Abidjan, 20 fev 2026 (AIP)- Près de deux mois après la capture de Nicolas Maduro lors d’une opération militaire des États-Unis au Vénézuéla, une loi d’amnistie permettant la libération des détenus politiques a été approuvée par l’Assemblée nationale, jeudi 19 février, à Caracas, puis immédiatement promulguée par la présidente par intérim, Delcy Rodriguez.
« Il faut savoir demander pardon et il faut aussi savoir recevoir le pardon », a notamment déclaré Delcy Rodriguez après avoir signé le texte qui couvre des faits s’étant produits au cours de treize périodes précises. Si en sont exclus les personnes ayant commis des « violations graves des droits de l’homme, crimes contre l’humanité, homicides, trafic de drogue ou infractions de corruption », celles qui ont « promu, instigué, sollicité, invoqué, favorisé, facilité, financé ou participé à des actions armées contre le Venezuela », ne pourront pas non plus en bénéficier.
Promise sous la pression américaine par Delcy Rodriguez, l’adoption de cette loi après deux reports a donné lieu à des applaudissements de soulagement, parmi les proches des détenus qui ont suivi les débats avec fébrilité sur des téléphones portables. « Je suis heureuse et pleine d’espoir, mais toujours sur le qui-vive, parce que tant que nous ne les verrons pas dehors, nous n’allons pas cesser de lutter », a affirmé Petra Vera, qui campe avec son mari devant la prison de la Zona 7, à Caracas, où son beau-frère est incarcéré.
L’amnistie couvre des faits qui se sont produits pendant treize périodes précises (manifestations et répression) alors que certains espéraient qu’elle couvre entièrement la période 1999-2026 et les présidences de feu Hugo Chavez (1999-2013) et Nicolas Maduro (2013-2026).

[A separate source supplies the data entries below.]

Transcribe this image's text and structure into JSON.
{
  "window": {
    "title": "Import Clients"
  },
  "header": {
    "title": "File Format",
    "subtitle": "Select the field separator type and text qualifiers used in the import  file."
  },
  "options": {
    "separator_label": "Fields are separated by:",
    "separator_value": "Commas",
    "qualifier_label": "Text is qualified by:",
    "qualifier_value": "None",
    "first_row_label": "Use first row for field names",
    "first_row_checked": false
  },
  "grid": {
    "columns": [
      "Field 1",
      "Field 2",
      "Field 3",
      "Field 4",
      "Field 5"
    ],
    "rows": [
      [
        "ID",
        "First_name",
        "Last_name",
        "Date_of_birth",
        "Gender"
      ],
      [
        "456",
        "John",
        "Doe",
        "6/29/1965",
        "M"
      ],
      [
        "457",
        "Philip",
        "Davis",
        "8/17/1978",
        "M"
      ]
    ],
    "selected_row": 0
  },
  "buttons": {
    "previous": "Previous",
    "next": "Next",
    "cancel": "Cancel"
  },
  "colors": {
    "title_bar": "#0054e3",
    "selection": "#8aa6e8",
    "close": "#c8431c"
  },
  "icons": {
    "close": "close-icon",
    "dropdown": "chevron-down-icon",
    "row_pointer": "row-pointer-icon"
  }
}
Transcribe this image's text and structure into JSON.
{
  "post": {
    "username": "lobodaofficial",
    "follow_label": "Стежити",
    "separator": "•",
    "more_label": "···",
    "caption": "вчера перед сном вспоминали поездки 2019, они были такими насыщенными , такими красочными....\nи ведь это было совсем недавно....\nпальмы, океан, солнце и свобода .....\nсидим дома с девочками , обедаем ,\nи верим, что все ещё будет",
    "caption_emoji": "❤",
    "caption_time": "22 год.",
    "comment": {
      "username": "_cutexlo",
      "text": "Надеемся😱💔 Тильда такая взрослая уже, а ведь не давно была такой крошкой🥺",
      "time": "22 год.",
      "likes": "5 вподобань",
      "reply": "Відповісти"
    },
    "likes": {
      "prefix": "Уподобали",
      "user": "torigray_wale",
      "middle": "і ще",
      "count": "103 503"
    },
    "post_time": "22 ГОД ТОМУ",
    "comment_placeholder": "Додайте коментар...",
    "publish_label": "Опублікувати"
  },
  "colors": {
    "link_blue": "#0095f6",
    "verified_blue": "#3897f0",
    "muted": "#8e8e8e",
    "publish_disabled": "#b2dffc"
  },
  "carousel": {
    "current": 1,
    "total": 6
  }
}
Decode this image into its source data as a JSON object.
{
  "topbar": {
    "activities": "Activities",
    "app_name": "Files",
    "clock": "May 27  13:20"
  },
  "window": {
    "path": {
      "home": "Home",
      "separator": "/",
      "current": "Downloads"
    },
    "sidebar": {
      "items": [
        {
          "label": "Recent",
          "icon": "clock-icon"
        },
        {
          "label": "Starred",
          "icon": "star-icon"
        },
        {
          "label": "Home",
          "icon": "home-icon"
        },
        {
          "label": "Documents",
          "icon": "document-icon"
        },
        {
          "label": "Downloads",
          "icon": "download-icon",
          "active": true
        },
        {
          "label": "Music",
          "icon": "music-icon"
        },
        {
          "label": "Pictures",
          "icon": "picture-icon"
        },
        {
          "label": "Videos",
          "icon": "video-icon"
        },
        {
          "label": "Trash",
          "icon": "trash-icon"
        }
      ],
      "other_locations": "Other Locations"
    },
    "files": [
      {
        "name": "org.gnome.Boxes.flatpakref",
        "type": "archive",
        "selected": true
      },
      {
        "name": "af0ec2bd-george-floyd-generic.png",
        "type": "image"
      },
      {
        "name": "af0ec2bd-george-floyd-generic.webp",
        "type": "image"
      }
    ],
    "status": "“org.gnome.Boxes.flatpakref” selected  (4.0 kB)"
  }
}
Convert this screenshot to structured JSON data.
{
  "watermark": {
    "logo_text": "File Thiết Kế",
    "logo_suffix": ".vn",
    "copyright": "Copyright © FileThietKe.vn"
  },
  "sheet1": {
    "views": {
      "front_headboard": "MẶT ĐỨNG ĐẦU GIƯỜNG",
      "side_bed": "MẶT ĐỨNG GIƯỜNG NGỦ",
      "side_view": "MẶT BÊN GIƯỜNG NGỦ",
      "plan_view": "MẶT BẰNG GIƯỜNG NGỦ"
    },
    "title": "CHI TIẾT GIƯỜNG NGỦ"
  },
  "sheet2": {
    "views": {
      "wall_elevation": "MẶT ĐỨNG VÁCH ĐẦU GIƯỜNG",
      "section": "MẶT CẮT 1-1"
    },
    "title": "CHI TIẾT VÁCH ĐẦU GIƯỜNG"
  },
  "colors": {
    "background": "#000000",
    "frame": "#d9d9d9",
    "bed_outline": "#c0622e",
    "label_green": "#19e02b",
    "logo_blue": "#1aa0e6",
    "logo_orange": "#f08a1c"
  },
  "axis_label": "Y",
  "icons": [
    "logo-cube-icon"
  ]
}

Alors que le pouvoir évoquait à plusieurs reprises la participation à des « faits violents », l’opposition a fait changer le texte pour évoquer la participation à des « manifestations et faits violents ». La loi prévoit aussi que les exilés pourront mandater des personnes devant la justice et « qu’après le dépôt de la demande d’amnistie, la personne ne pourra pas être privée de liberté pour les faits prévus par la présente loi », indique le texte.
Comme prévu, la loi ne bénéficiera pas aux personnes ayant commis des « violations graves des droits de l’homme, crimes contre l’humanité, homicides, trafic de drogue, infractions de corruption ». Mais elle exclut aussi les personnes ayant « promu, instigué, sollicité, invoqué, favorisé, facilité, financé ou participé » à des « actions armées » contre le Venezuela, ce qui pourrait priver de la mesure de nombreux membres de l’opposition dont sa cheffe et Nobel de la Paix, Maria Corina Machado, qui ont soutenu l’intervention américaine du 3 janvier.
Selon l’avocate spécialiste des cas politiques, Jackeline Sandoval, « il y aura une commission qui évaluera certains cas. Au final, ce seront les tribunaux qui décideront. Par conséquent, aucun policier ni militaire ne sortira de prison dans l’immédiat ». Et ce, alors que des dizaines de militaires et policiers accusés de comploter sont derrière les barreaux. « Il n’est pas inutile de rappeler que l’histoire est en train de s’écrire en ce moment même », avait écrit sur X avant l’adoption de la loi Gonzalo Himiob, directeur de Foro Penal, qui défend les prisonniers politiques. Selon cette ONG, le pouvoir a fait libérer quelque 450 prisonniers politiques, mais plus de 600 restent derrière les barreaux. L’amnistie doit aussi éteindre les actions judiciaires contre les personnes en liberté conditionnelle.
La présidente par intérim, Delcy Rodriguez, qui a cédé à Washington le contrôle du pétrole et amorcé une normalisation des relations bilatérales avec les Etats Unis rompues en 2019, a aussi promis une réforme judiciaire après avoir fait approuver une nouvelle loi sur les hydrocarbures ouvrant le secteur au privé.